東野圭吾『さいえんす?』

さいえんす? (角川文庫)

さいえんす? (角川文庫)

 2005年12月購入。3ヶ月の放置。大阪府立大の工学部卒でエンジニアの経験を持つ東野圭吾のエッセイ集。その経歴ゆえ理系作家というレッテルを貼られることがあるが、まさにそのレッテルどおりのタイトルを持つ作品だ。内容も理系がらみの話中心であるのだが、特に専門的な話に偏るわけでもなく、元来が読みやすい文体の使い手であり別段と難しく感じる事はない。
 もちろん、サイエンスがらみの話だけでもない。「本は誰が作っているのか」で語られる内容は我々読者にとって考えさせられる内容だ。本を作るためには本を売らなくてはならない。図書館で本を借りる、あるいはブックオフ等で本を買うという行為では出版社には儲けがない。ひいては経営が成り立たなくなり、本が出版されなくなる。

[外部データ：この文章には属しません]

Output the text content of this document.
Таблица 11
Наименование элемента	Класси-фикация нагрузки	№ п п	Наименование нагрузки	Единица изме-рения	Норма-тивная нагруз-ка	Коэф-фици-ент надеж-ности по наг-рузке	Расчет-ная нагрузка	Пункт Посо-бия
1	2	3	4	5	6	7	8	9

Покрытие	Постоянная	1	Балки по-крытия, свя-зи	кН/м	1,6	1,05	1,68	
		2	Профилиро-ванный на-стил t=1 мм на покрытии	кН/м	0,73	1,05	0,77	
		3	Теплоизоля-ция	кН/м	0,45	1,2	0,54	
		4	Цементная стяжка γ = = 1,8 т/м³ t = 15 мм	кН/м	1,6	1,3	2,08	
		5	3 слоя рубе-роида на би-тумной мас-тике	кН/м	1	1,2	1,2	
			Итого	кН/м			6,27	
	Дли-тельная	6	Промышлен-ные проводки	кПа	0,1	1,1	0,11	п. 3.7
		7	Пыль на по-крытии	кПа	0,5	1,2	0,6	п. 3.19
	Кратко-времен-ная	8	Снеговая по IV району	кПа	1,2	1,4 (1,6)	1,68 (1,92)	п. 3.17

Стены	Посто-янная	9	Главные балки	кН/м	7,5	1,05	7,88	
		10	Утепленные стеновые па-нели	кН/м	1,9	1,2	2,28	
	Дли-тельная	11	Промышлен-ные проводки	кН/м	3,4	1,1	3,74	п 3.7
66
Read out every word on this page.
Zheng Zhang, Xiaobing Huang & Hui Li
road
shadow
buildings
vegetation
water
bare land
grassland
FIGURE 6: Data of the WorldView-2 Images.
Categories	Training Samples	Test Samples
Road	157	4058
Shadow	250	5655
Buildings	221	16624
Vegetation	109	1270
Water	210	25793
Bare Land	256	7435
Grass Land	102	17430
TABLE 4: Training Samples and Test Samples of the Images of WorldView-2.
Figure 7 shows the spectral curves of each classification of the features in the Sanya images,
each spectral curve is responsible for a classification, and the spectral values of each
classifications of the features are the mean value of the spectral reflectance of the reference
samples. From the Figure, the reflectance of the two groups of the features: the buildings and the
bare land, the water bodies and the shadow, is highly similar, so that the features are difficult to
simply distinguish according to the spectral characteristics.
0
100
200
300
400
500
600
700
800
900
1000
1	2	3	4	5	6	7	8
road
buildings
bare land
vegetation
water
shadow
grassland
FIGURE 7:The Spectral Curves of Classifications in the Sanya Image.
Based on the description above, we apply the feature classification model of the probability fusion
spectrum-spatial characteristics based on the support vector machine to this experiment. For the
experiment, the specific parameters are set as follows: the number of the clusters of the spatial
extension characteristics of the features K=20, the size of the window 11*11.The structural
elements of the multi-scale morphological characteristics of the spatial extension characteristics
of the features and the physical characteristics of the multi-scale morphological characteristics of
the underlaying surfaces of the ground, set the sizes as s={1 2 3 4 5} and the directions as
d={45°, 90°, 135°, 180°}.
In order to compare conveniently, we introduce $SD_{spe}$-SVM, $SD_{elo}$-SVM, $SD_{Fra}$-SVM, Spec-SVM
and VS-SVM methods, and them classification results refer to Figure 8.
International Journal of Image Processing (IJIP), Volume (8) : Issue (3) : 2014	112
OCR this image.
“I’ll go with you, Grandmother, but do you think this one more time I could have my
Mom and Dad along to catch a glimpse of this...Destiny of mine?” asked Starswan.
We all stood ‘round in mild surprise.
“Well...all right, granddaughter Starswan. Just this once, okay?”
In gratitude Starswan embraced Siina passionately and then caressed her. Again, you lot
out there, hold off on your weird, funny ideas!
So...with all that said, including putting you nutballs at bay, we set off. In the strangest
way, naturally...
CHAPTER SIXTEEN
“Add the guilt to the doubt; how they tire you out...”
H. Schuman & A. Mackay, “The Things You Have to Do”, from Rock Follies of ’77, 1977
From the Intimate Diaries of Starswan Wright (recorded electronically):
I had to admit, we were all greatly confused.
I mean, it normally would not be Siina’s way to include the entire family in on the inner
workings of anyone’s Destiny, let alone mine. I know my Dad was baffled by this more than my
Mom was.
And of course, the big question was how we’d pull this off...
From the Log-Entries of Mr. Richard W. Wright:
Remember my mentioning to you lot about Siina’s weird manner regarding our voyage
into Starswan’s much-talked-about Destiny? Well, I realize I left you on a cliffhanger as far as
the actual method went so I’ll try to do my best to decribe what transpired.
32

図書館やブックオフを利用することを、まかり間違っても、「賢い生活術だ」と思ってもらいたくない。そう考えることは、出版業界を支えている購買読者たちへの、とんでもない侮辱である。

 書籍には文化的側面があり、そして作家には芸術家としての側面がある。同時に本は経済面から見れば商品であり、作家はその商品を生み出す生産者だ。前者を重視すれば図書館の存在意義や再販制度の存続を声高に主張できる。ところが後者の視点はそれと真っ向からぶつかることとなる。そして、その視点を無視することは出版活動そのものの死活に関わってくる。東野は図書館やブックオフを利用することを「賢い生活術だ」と思うことを購買読者たちへの侮辱だといっているが、作家そのものへの侮辱へもつながる。一読者として作家に敬意を払うには、新刊本できっちり買うべきではないだろうか。

 ……などと優等生的にまとめてみたのだが、この先にもう一つの問題がある。それは「積読」だ。せっかく金を出して本を買っても、作者の魂を注いだ作品に目を通さないで放置したままにするという行為も作家にとっては侮辱ではないだろうか。
 では、作者にとって望ましい読者はどちらか?


①作品をきっちり読んでいるが、もっぱら図書館もしくは古書店で購入
②新刊で買うものの、読まずに積読


 ①は文化的側面で見るとよい読者、②は経済的側面で見るとよい読者といえる。ただし作家を目の前にして「読んでますよ」と言っても「買ってますよ」とは言わない。本は読むもので買うかどうかは別段省みられることはない。だが考えてみるとただ読んでいるからといってお客様ではないし、積読者は顧客であっても読者たりえない。買って読むのが一番よいことであるのはいうまでもないわけだから、私個人としては死に物狂いで、しかも楽しんで読むつもりだ。

 なお、私は単なる本読みなので図書館派やブクオフ派の人たちを非難するつもりはありません。念のため。